If I were in a church where I heard that, I’d be running for the door as well.
Now, to take his objections – there’s a mishmash there, and since I don’t know what tradition or denomination he came out of, I can’t comment on, say, what he learned regarding free will or inerrancy or the rest of it. Part of the list seems to be specific to a certain theology, part of it is common to all struggles with faith (theodicy, or the problem of evil, or ‘why do bad things happen to good people?’), and part of it is the modern confusion that “Science tells us…!” which, colliding head-on with “But the Bible says…!” means that he thought science being correct in a description of the physical world, was therefore correct in its dealings with metaphysics.
Yelling at him for not trying hard enough to believe isn’t going to convince him, or anyone else struggling with doubt.
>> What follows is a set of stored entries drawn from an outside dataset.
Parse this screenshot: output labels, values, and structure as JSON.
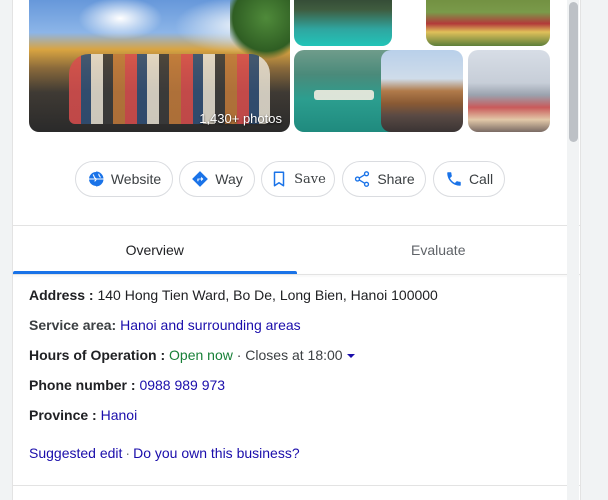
{
  "photos": {
    "count_label": "1,430+ photos"
  },
  "actions": {
    "website": "Website",
    "way": "Way",
    "save": "Save",
    "share": "Share",
    "call": "Call",
    "accent_color": "#1a73e8"
  },
  "tabs": [
    {
      "label": "Overview",
      "active": true
    },
    {
      "label": "Evaluate",
      "active": false
    }
  ],
  "info": {
    "address_label": "Address :",
    "address_value": "140 Hong Tien Ward, Bo De, Long Bien, Hanoi 100000",
    "service_label": "Service area:",
    "service_value": "Hanoi and surrounding areas",
    "hours_label": "Hours of Operation :",
    "hours_status": "Open now",
    "hours_sep": " · ",
    "hours_detail": "Closes at 18:00",
    "phone_label": "Phone number :",
    "phone_value": "0988 989 973",
    "province_label": "Province :",
    "province_value": "Hanoi"
  },
  "footer_links": {
    "suggest_edit": "Suggested edit",
    "separator": "·",
    "own_business": "Do you own this business?"
  }
}
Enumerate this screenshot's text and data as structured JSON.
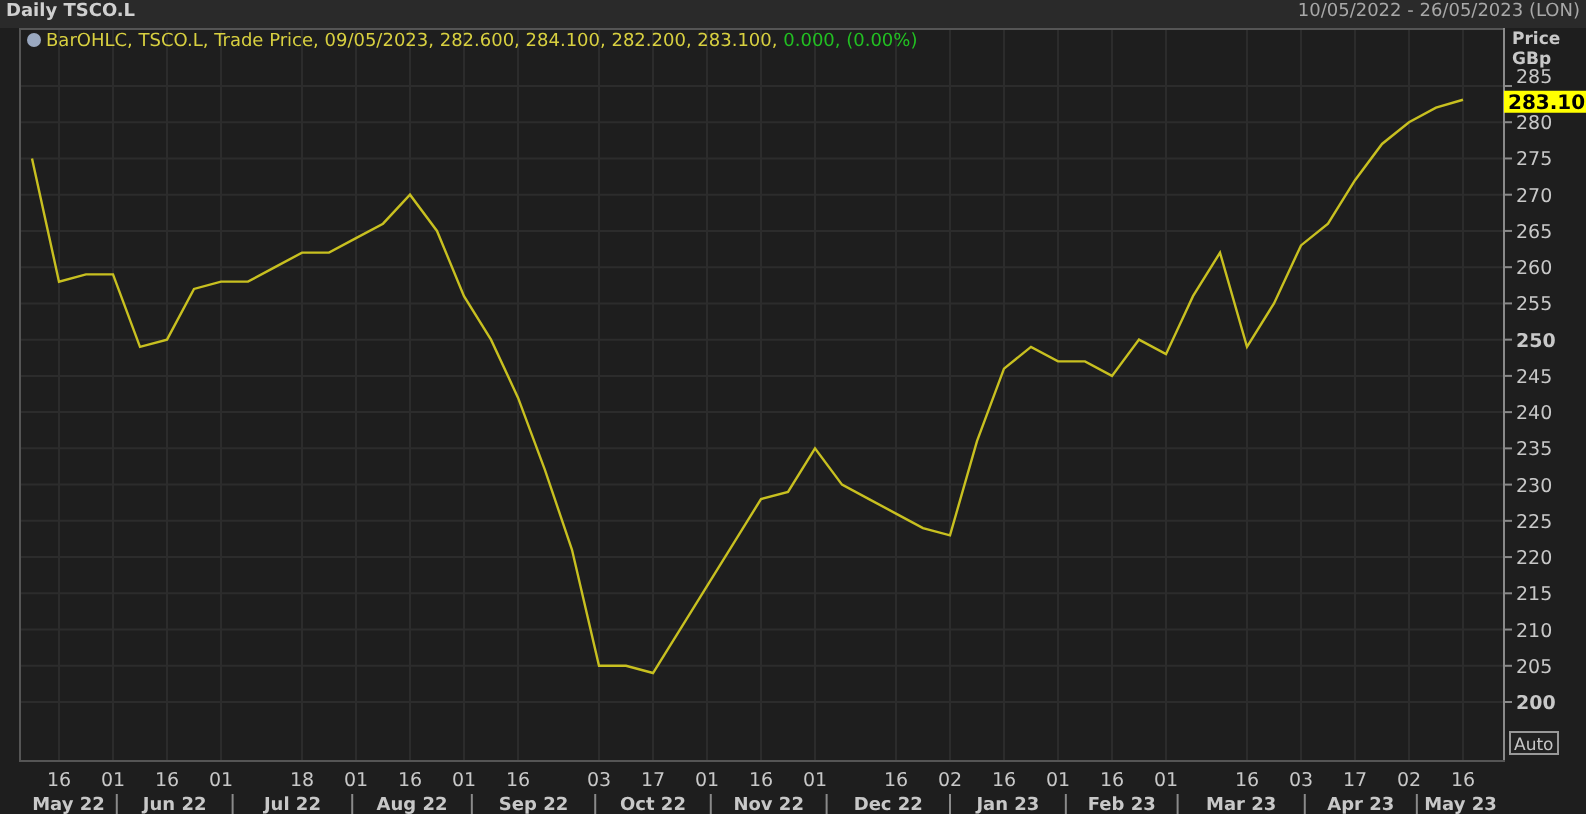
{
  "header": {
    "title": "Daily TSCO.L",
    "range": "10/05/2022 - 26/05/2023 (LON)"
  },
  "legend": {
    "text": "BarOHLC, TSCO.L, Trade Price, 09/05/2023, 282.600, 284.100, 282.200, 283.100,",
    "change": "0.000, (0.00%)"
  },
  "axis": {
    "title": "Price",
    "unit": "GBp",
    "last_price": "283.10",
    "auto_button": "Auto",
    "month_labels": [
      "May 22",
      "Jun 22",
      "Jul 22",
      "Aug 22",
      "Sep 22",
      "Oct 22",
      "Nov 22",
      "Dec 22",
      "Jan 23",
      "Feb 23",
      "Mar 23",
      "Apr 23",
      "May 23"
    ]
  },
  "chart_data": {
    "type": "line",
    "grid": true,
    "ylim": [
      192,
      293
    ],
    "categories": [
      null,
      "16",
      null,
      "01",
      null,
      "16",
      null,
      "01",
      null,
      null,
      "18",
      null,
      "01",
      null,
      "16",
      null,
      "01",
      null,
      "16",
      null,
      null,
      "03",
      null,
      "17",
      null,
      "01",
      null,
      "16",
      null,
      "01",
      null,
      null,
      "16",
      null,
      "02",
      null,
      "16",
      null,
      "01",
      null,
      "16",
      null,
      "01",
      null,
      null,
      "16",
      null,
      "03",
      null,
      "17",
      null,
      "02",
      null,
      "16"
    ],
    "yticks": [
      200,
      205,
      210,
      215,
      220,
      225,
      230,
      235,
      240,
      245,
      250,
      255,
      260,
      265,
      270,
      275,
      280,
      285
    ],
    "series": [
      {
        "color": "#c8c020",
        "values": [
          275,
          258,
          259,
          259,
          249,
          250,
          257,
          258,
          258,
          260,
          262,
          262,
          264,
          266,
          270,
          265,
          256,
          250,
          242,
          232,
          221,
          205,
          205,
          204,
          210,
          216,
          222,
          228,
          229,
          235,
          230,
          228,
          226,
          224,
          223,
          236,
          246,
          249,
          247,
          247,
          245,
          250,
          248,
          256,
          262,
          249,
          255,
          263,
          266,
          272,
          277,
          280,
          282,
          283.1
        ]
      }
    ]
  }
}
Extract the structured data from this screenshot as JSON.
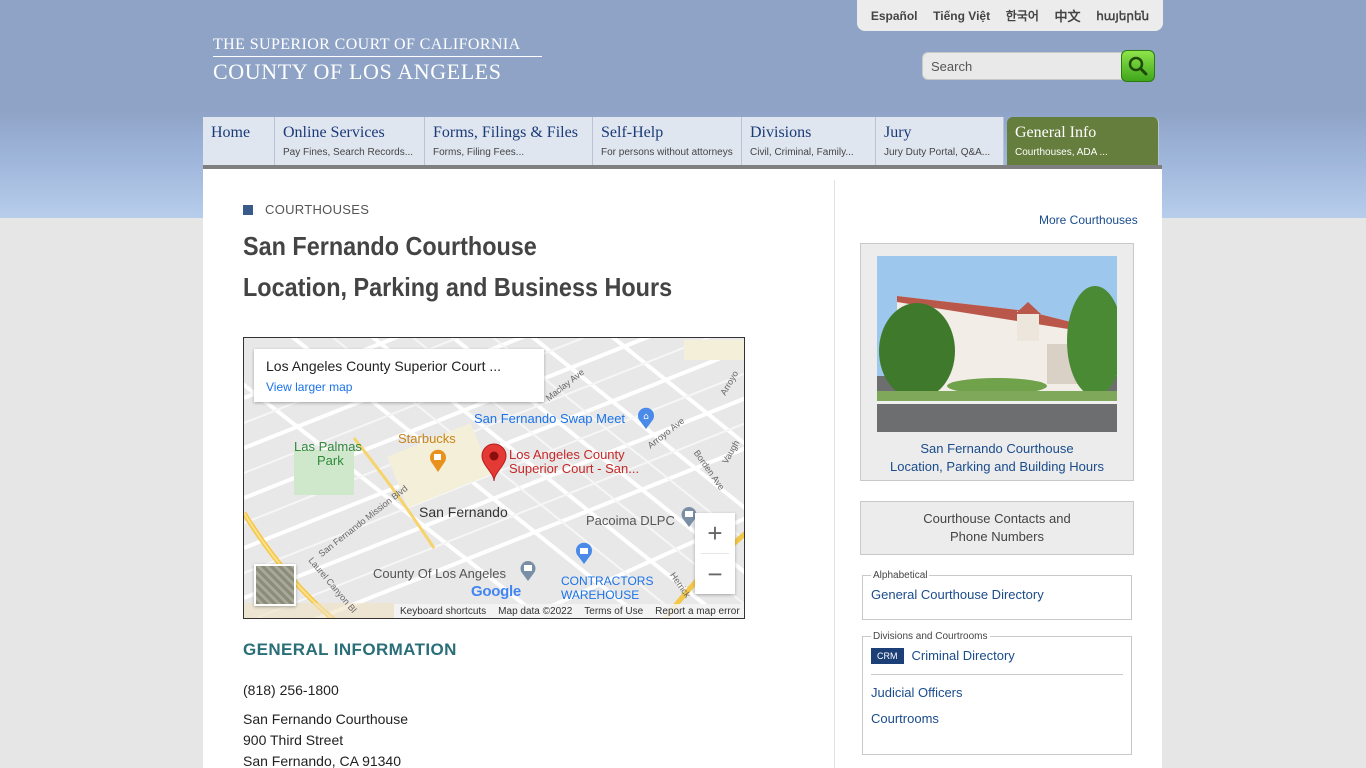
{
  "header": {
    "logo_line1": "THE SUPERIOR COURT OF CALIFORNIA",
    "logo_line2": "COUNTY OF LOS ANGELES",
    "languages": [
      "Español",
      "Tiếng Việt",
      "한국어",
      "中文",
      "հայերեն"
    ],
    "search_placeholder": "Search"
  },
  "nav": [
    {
      "title": "Home",
      "sub": ""
    },
    {
      "title": "Online Services",
      "sub": "Pay Fines, Search Records..."
    },
    {
      "title": "Forms, Filings & Files",
      "sub": "Forms, Filing Fees..."
    },
    {
      "title": "Self-Help",
      "sub": "For persons without attorneys"
    },
    {
      "title": "Divisions",
      "sub": "Civil, Criminal, Family..."
    },
    {
      "title": "Jury",
      "sub": "Jury Duty Portal, Q&A..."
    },
    {
      "title": "General Info",
      "sub": "Courthouses, ADA ..."
    }
  ],
  "main": {
    "breadcrumb": "COURTHOUSES",
    "title_line1": "San Fernando Courthouse",
    "title_line2": "Location, Parking and Business Hours",
    "map": {
      "card_name": "Los Angeles County Superior Court ...",
      "card_link": "View larger map",
      "labels": {
        "swap_meet": "San Fernando Swap Meet",
        "las_palmas_1": "Las Palmas",
        "las_palmas_2": "Park",
        "starbucks": "Starbucks",
        "court_1": "Los Angeles County",
        "court_2": "Superior Court - San...",
        "city": "San Fernando",
        "pacoima": "Pacoima DLPC",
        "county": "County Of Los Angeles",
        "contractors_1": "CONTRACTORS",
        "contractors_2": "WAREHOUSE",
        "maclay": "Maclay Ave",
        "arroyo": "Arroyo Ave",
        "arroyo2": "Arroyo",
        "borden": "Borden Ave",
        "vaughn": "Vaugh",
        "mission": "San Fernando Mission Blvd",
        "laurel": "Laurel Canyon Bl",
        "herrick": "Herrick"
      },
      "google": "Google",
      "zoom_in": "+",
      "zoom_out": "−",
      "footer": [
        "Keyboard shortcuts",
        "Map data ©2022",
        "Terms of Use",
        "Report a map error"
      ]
    },
    "section_heading": "GENERAL INFORMATION",
    "phone": "(818) 256-1800",
    "address": [
      "San Fernando Courthouse",
      "900 Third Street",
      "San Fernando, CA 91340"
    ]
  },
  "sidebar": {
    "more_link": "More Courthouses",
    "photo_caption_1": "San Fernando Courthouse",
    "photo_caption_2": "Location, Parking and Building Hours",
    "contacts_1": "Courthouse Contacts and",
    "contacts_2": "Phone Numbers",
    "alpha_legend": "Alphabetical",
    "alpha_link": "General Courthouse Directory",
    "div_legend": "Divisions and Courtrooms",
    "crm_badge": "CRM",
    "criminal_link": "Criminal Directory",
    "judicial_link": "Judicial Officers",
    "courtrooms_link": "Courtrooms"
  },
  "colors": {
    "header_blue": "#8ea3c6",
    "nav_active": "#657d3d",
    "link_blue": "#1a4c8c",
    "heading_teal": "#2a6e78"
  }
}
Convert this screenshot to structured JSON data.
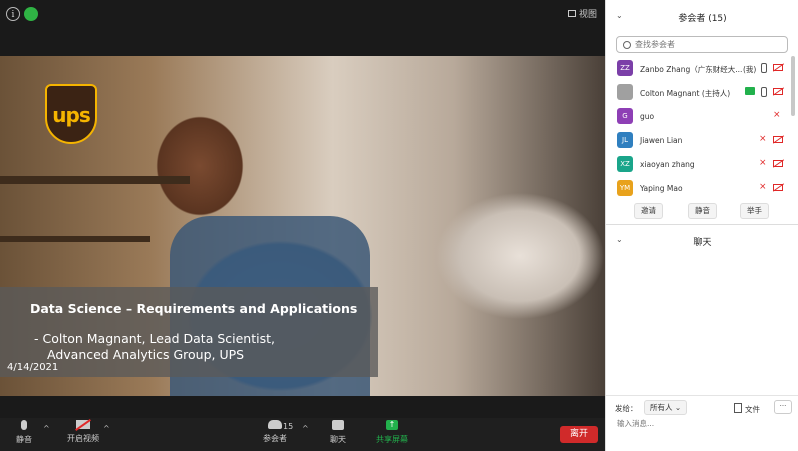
{
  "topbar": {
    "view_label": "视图"
  },
  "slide": {
    "logo_text": "ups",
    "title": "Data Science – Requirements and Applications",
    "subtitle_line1": "- Colton Magnant, Lead Data Scientist,",
    "subtitle_line2": "Advanced Analytics Group, UPS",
    "date": "4/14/2021"
  },
  "toolbar": {
    "mute_label": "静音",
    "video_label": "开启视频",
    "participants_label": "参会者",
    "participants_count": "15",
    "chat_label": "聊天",
    "share_label": "共享屏幕",
    "leave_label": "离开"
  },
  "participants_panel": {
    "title": "参会者 (15)",
    "search_placeholder": "查找参会者",
    "participants": [
      {
        "initials": "ZZ",
        "name": "Zanbo Zhang（广东财经大...",
        "tag": "(我)",
        "color": "#7b3fa8",
        "mic": "on",
        "video": "off"
      },
      {
        "initials": "",
        "name": "Colton Magnant (主持人)",
        "tag": "",
        "color": "#a0a0a0",
        "mic": "on",
        "video": "off",
        "sharing": true
      },
      {
        "initials": "G",
        "name": "guo",
        "tag": "",
        "color": "#8e3fb5",
        "mic": "off",
        "video": "none"
      },
      {
        "initials": "JL",
        "name": "Jiawen Lian",
        "tag": "",
        "color": "#2f7fbf",
        "mic": "off",
        "video": "off"
      },
      {
        "initials": "XZ",
        "name": "xiaoyan zhang",
        "tag": "",
        "color": "#1aa58a",
        "mic": "off",
        "video": "off"
      },
      {
        "initials": "YM",
        "name": "Yaping Mao",
        "tag": "",
        "color": "#e8a21c",
        "mic": "off",
        "video": "off"
      }
    ],
    "buttons": {
      "invite": "邀请",
      "mute_all": "静音",
      "raise_hand": "举手"
    }
  },
  "chat_panel": {
    "title": "聊天",
    "send_to_label": "发给：",
    "send_to_value": "所有人",
    "file_label": "文件",
    "more_label": "···",
    "input_placeholder": "输入消息..."
  }
}
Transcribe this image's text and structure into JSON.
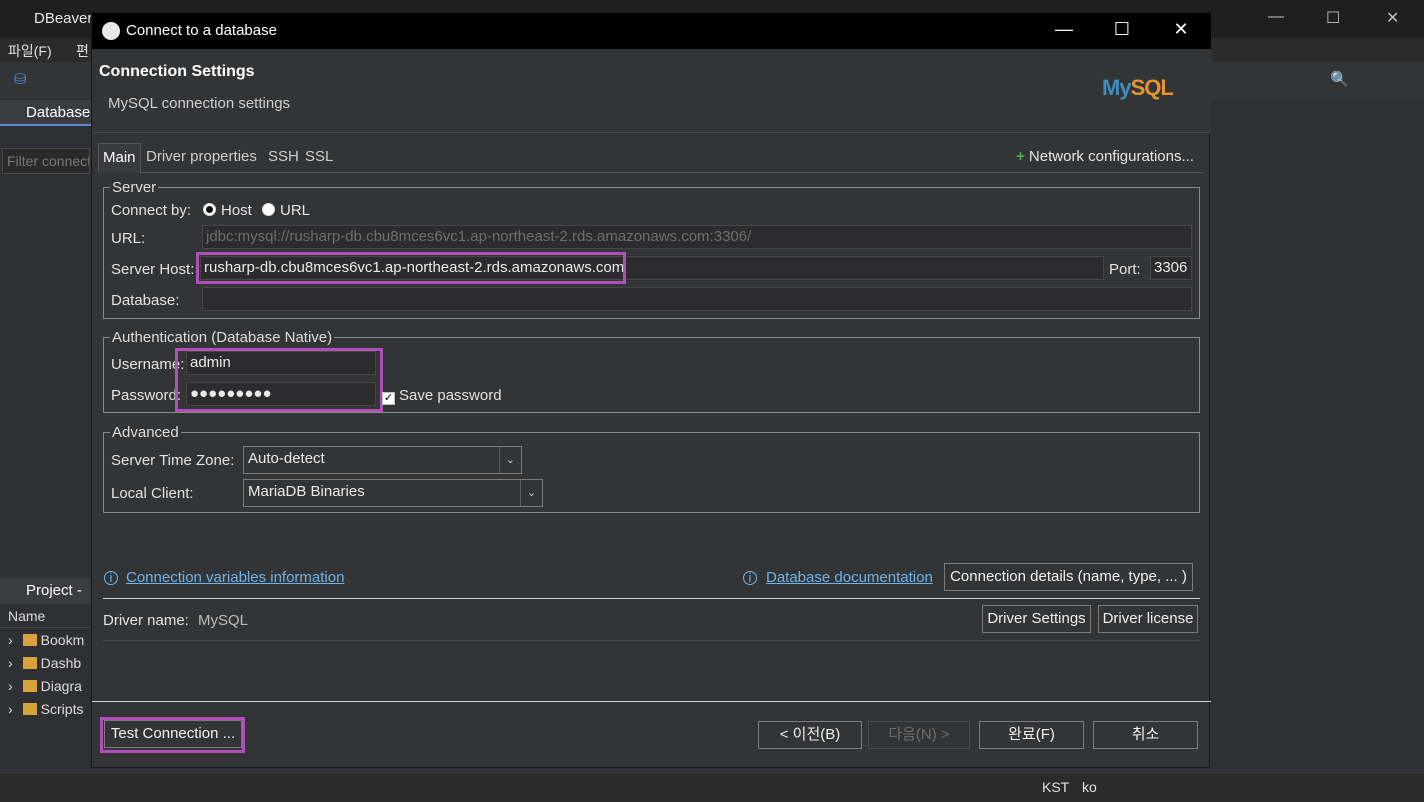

If anyone is interested in a scientific take on religion, and if anyone has any answers (other than “Read your Bible!”) they’d give someone who trotted these out as reasons why science has ‘disproved’ religion, here you go:
http://www.scientificamerican.com/article.cfm?id=religious-ideas-burrow-in-brains
“Boyer’s detailed model provides something of a more nuanced version of evolutionary biologist Richard Dawkins’s view of religion being an ideological parasite that worms into the minds of unwitting hosts (i.e., gullible children) and inoculates them against all forms of secular reason. In Boyer’s book Religion Explained, he lays out a very elegant scientific model that shows how the evolved human mind is especially vulnerable to religious concepts because they exploit our everyday, mundane, run-of-the-mill thought processes. What makes a particular concept “religious†or supernatural, says Boyer, is its counterintuitiveness—the extent to which it violates our innate assumptions about basic aspects of the natural world.”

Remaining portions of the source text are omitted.